Henning Mankell dreams of Africa

By Carmen 

The Swedish writer (and son-in-law to Ingmar Bergman) is primarily known for his series of mystery novels featuring Inspector Kurt Wallander. But his newest book — in English, as it was first published in Sweden in 1995 — is based in Africa, and while a crime novel, has additional themes it wants to delve into, as Mankell tells the New York Times’ Alan Cowell:

True, the book, “Chronicler of the Winds,” revolves around a body, but the corpse is that of an African street boy, one of the continent’s abandoned souls, and the story is set in a war-riven land recognizable as Mozambique, a country with which Mr. Mankell has been closely associated for decades. The book has been described in The Observer of London as Mr. Mankell’s “first noncrime novel” published in English.

The manner is of a fable — though Mr. Mankell, in an interview, took issue with the label “magical realism” — crisscrossing time and space in a story that is at once wrenchingly tragic and uplifting.
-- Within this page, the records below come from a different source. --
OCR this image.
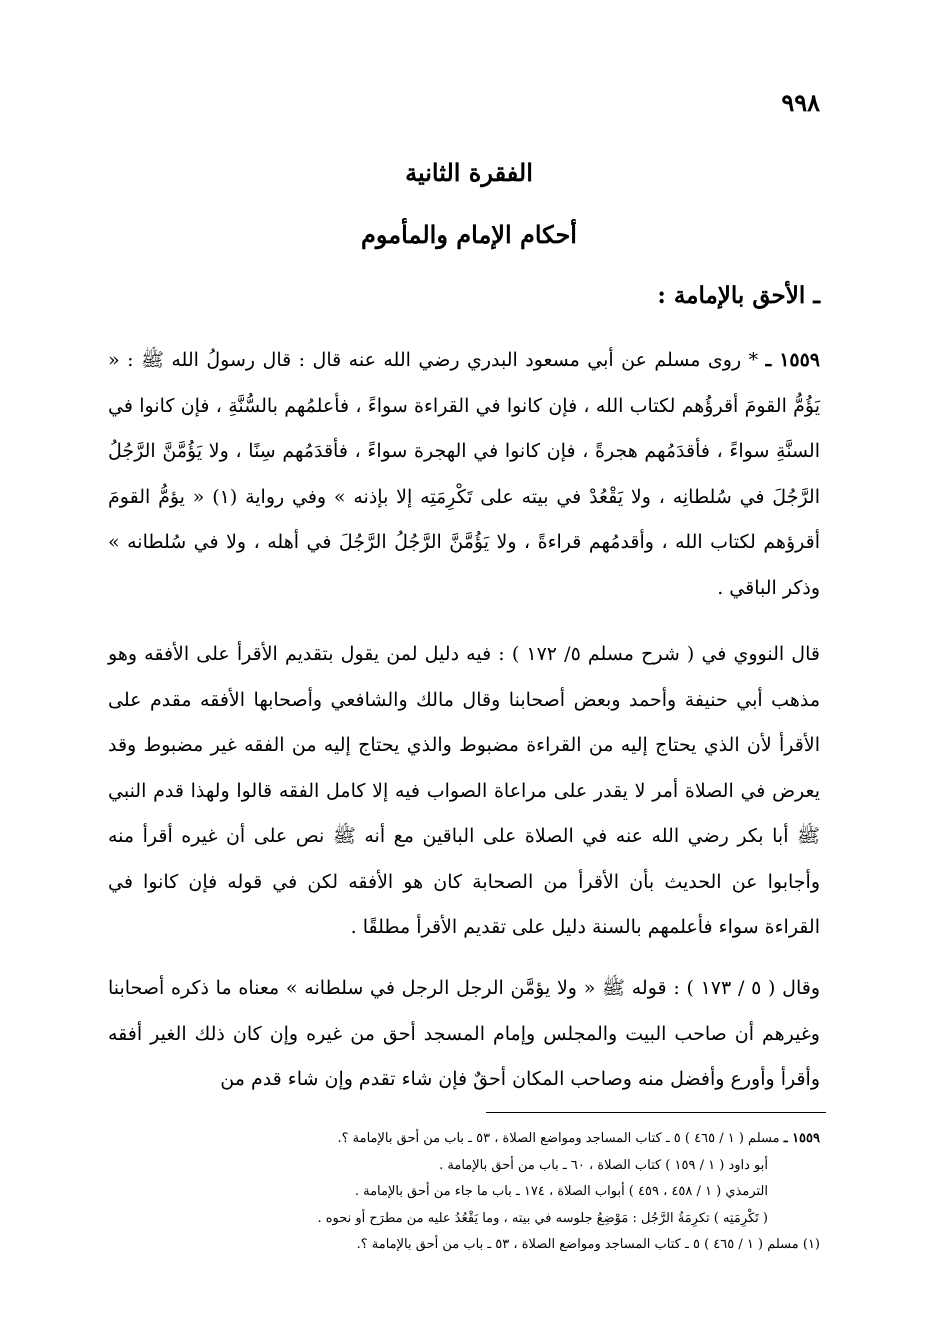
٩٩٨

الفقرة الثانية
أحكام الإمام والمأموم
ـ الأحق بالإمامة :

١٥٥٩ ـ * روى مسلم عن أبي مسعود البدري رضي الله عنه قال : قال رسولُ الله ﷺ : « يَؤُمُّ القومَ أقرؤُهم لكتاب الله ، فإن كانوا في القراءة سواءً ، فأعلمُهم بالسُّنَّةِ ، فإن كانوا في السنَّةِ سواءً ، فأقدَمُهم هجرةً ، فإن كانوا في الهجرة سواءً ، فأقدَمُهم سِنًا ، ولا يَؤُمَّنَّ الرَّجُلُ الرَّجُلَ في سُلطانِه ، ولا يَقْعُدْ في بيته على تَكْرِمَتِه إلا بإذنه » وفي رواية (١) « يؤمُّ القومَ أقرؤهم لكتاب الله ، وأقدمُهم قراءةً ، ولا يَؤُمَّنَّ الرَّجُلُ الرَّجُلَ في أهله ، ولا في سُلطانه » وذكر الباقي .

قال النووي في ( شرح مسلم ٥/ ١٧٢ ) : فيه دليل لمن يقول بتقديم الأقرأ على الأفقه وهو مذهب أبي حنيفة وأحمد وبعض أصحابنا وقال مالك والشافعي وأصحابها الأفقه مقدم على الأقرأ لأن الذي يحتاج إليه من القراءة مضبوط والذي يحتاج إليه من الفقه غير مضبوط وقد يعرض في الصلاة أمر لا يقدر على مراعاة الصواب فيه إلا كامل الفقه قالوا ولهذا قدم النبي ﷺ أبا بكر رضي الله عنه في الصلاة على الباقين مع أنه ﷺ نص على أن غيره أقرأ منه وأجابوا عن الحديث بأن الأقرأ من الصحابة كان هو الأفقه لكن في قوله فإن كانوا في القراءة سواء فأعلمهم بالسنة دليل على تقديم الأقرأ مطلقًا .

وقال ( ٥ / ١٧٣ ) : قوله ﷺ « ولا يؤمَّن الرجل الرجل في سلطانه » معناه ما ذكره أصحابنا وغيرهم أن صاحب البيت والمجلس وإمام المسجد أحق من غيره وإن كان ذلك الغير أفقه وأقرأ وأورع وأفضل منه وصاحب المكان أحقٌ فإن شاء تقدم وإن شاء قدم من

١٥٥٩ ـ مسلم ( ١ / ٤٦٥ ) ٥ ـ كتاب المساجد ومواضع الصلاة ، ٥٣ ـ باب من أحق بالإمامة ؟.
أبو داود ( ١ / ١٥٩ ) كتاب الصلاة ، ٦٠ ـ باب من أحق بالإمامة .
الترمذي ( ١ / ٤٥٨ ، ٤٥٩ ) أبواب الصلاة ، ١٧٤ ـ باب ما جاء من أحق بالإمامة .
( تَكْرِمَتِه ) تكرِمَةُ الرَّجُل : مَوْضِعُ جلوسه في بيته ، وما يَقْعُدُ عليه من مطرَح أو نحوه .
(١) مسلم ( ١ / ٤٦٥ ) ٥ ـ كتاب المساجد ومواضع الصلاة ، ٥٣ ـ باب من أحق بالإمامة ؟.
The story of Nelio, the street boy, Mr. Mankell said, illustrates “the enormous power you can find in people, the enormous power they have to survive.”

Mankell’s Africa preoccupation began several decades ago after travelling to Zambia and Mozambique, and has formed the basis for several works of fiction and non-fiction. Ultimately, he went to Africa “to have a perspective on the world outside European egocentricity,” he said. “That’s the reason I still go there.”